HourSchool began as a research project about homelessness when co-founders Ruby Ku and Alex Pappas were at the Austin Center for Design.
"We met with homeless people, listened to their stories, and learned about their good and bad days. Contrary to common belief, homelessness is not just the guy you see at the corner of the street or on the side of a freeway. 40% of the homeless population in Austin is made up of women and children with an average age of 7. They often have little or no safety nets, and when they're hit with even rougher times, they end up homeless. The biggest problem is perception - both in how society perceives people experiencing homelessness, and how that perception affects the way they perceive themselves.
Our perception changed the day we began asking one simple question: ‘What's the best part of your day?’
Over and over again, we heard that the best part of their day was when they could help others and share what they know - from where to buy a bus pass and writing a resume to cooking and painting.
A common way of thinking about the homeless is with Maslow’s hierarchy of needs, describing that the most fundamental of needs (like food and water) must be served before one can move up into other needs (such as self-esteem and being part of a community).
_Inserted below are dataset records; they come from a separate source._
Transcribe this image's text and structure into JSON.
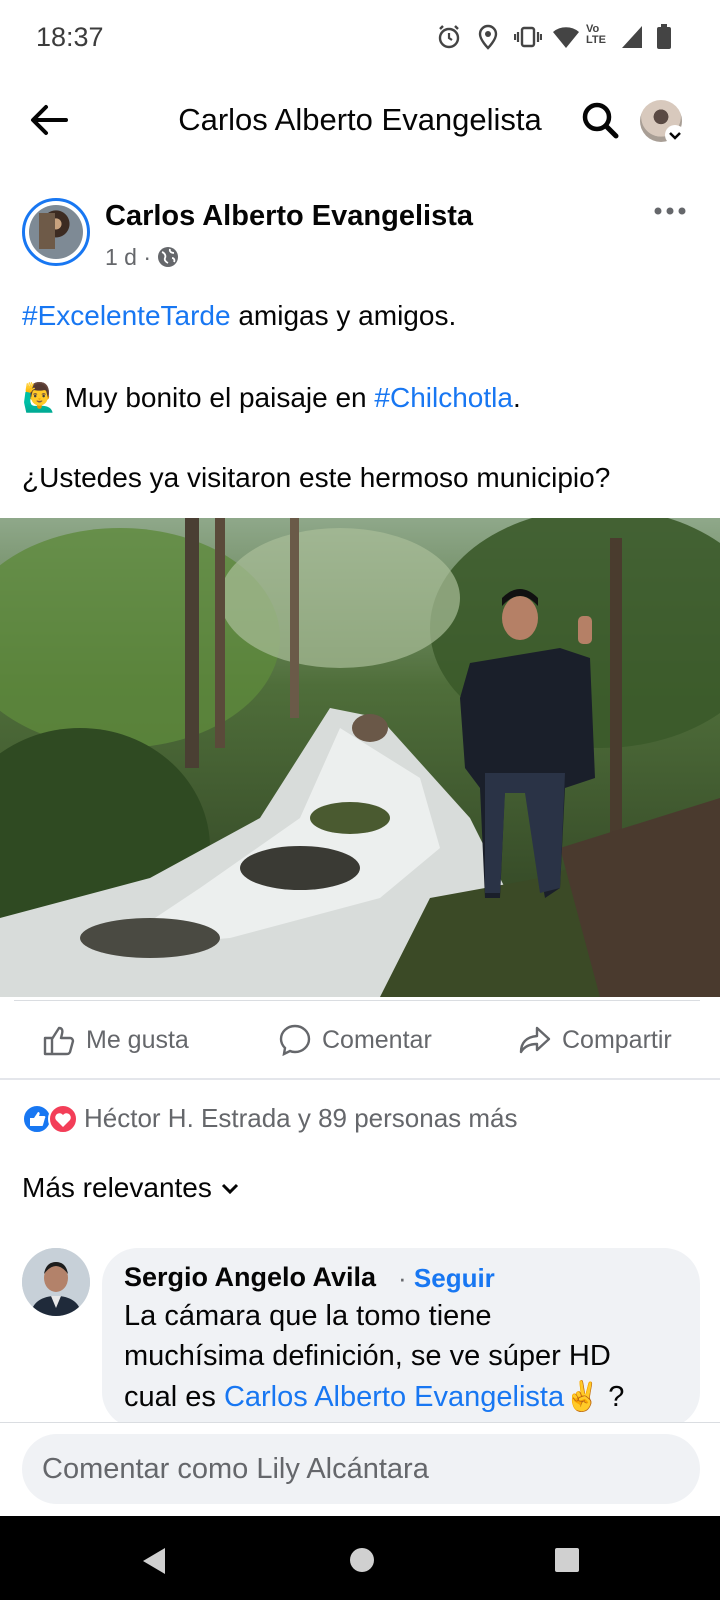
{
  "status_bar": {
    "time": "18:37",
    "icons": [
      "alarm-icon",
      "location-icon",
      "vibrate-icon",
      "wifi-icon",
      "volte-icon",
      "signal-icon",
      "battery-icon"
    ],
    "volte_text": "Vo  LTE"
  },
  "app_bar": {
    "title": "Carlos Alberto Evangelista",
    "back_icon": "arrow-left-icon",
    "search_icon": "search-icon"
  },
  "post": {
    "author": "Carlos Alberto Evangelista",
    "time": "1 d",
    "separator": " · ",
    "privacy_icon": "globe-icon",
    "line1": {
      "hashtag": "#ExcelenteTarde",
      "text": " amigas y amigos."
    },
    "line2": {
      "emoji": "🙋‍♂️",
      "text_before": " Muy bonito el paisaje en ",
      "hashtag": "#Chilchotla",
      "text_after": "."
    },
    "line3": "¿Ustedes ya visitaron este hermoso municipio?"
  },
  "actions": {
    "like": "Me gusta",
    "comment": "Comentar",
    "share": "Compartir"
  },
  "reactions": {
    "summary": "Héctor H. Estrada y 89 personas más",
    "types": [
      "like",
      "love"
    ]
  },
  "comments": {
    "sort_label": "Más relevantes",
    "items": [
      {
        "name": "Sergio Angelo Avila",
        "separator": " · ",
        "follow": "Seguir",
        "line1": "La cámara que la tomo tiene",
        "line2": "muchísima definición, se ve súper HD",
        "line3_before": "cual es ",
        "line3_mention": "Carlos Alberto Evangelista",
        "line3_emoji": "✌️",
        "line3_after": " ?"
      }
    ]
  },
  "composer": {
    "placeholder": "Comentar como Lily Alcántara"
  },
  "colors": {
    "accent": "#1877f2",
    "secondary_text": "#65676b",
    "bubble": "#f0f2f5",
    "love": "#f33e58"
  }
}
Many social service agencies work extremely hard to provide the homeless with these fundamental goods and services. But we believe they are not enough to lift someone out of homelessness.
If the Maslow’s hierarchy considered from a bird’s eye point of view, self-actualization is at the core of what makes us human. It is an innate human need for us to not just be able to live, but also to have the desire to live. That desire is often what separates between the chronically homeless and the ones that are trying to change their situations. For homeless people to feel empowerment to change their situations, we began to look at how they could help others; thereby, how the homeless could achieve self-actualization. Our innate need to share and give remains true regardless of our economic situation. HourSchool was built as a launchpad for everyone seeking to give, share, teach and learn - one hour at a time.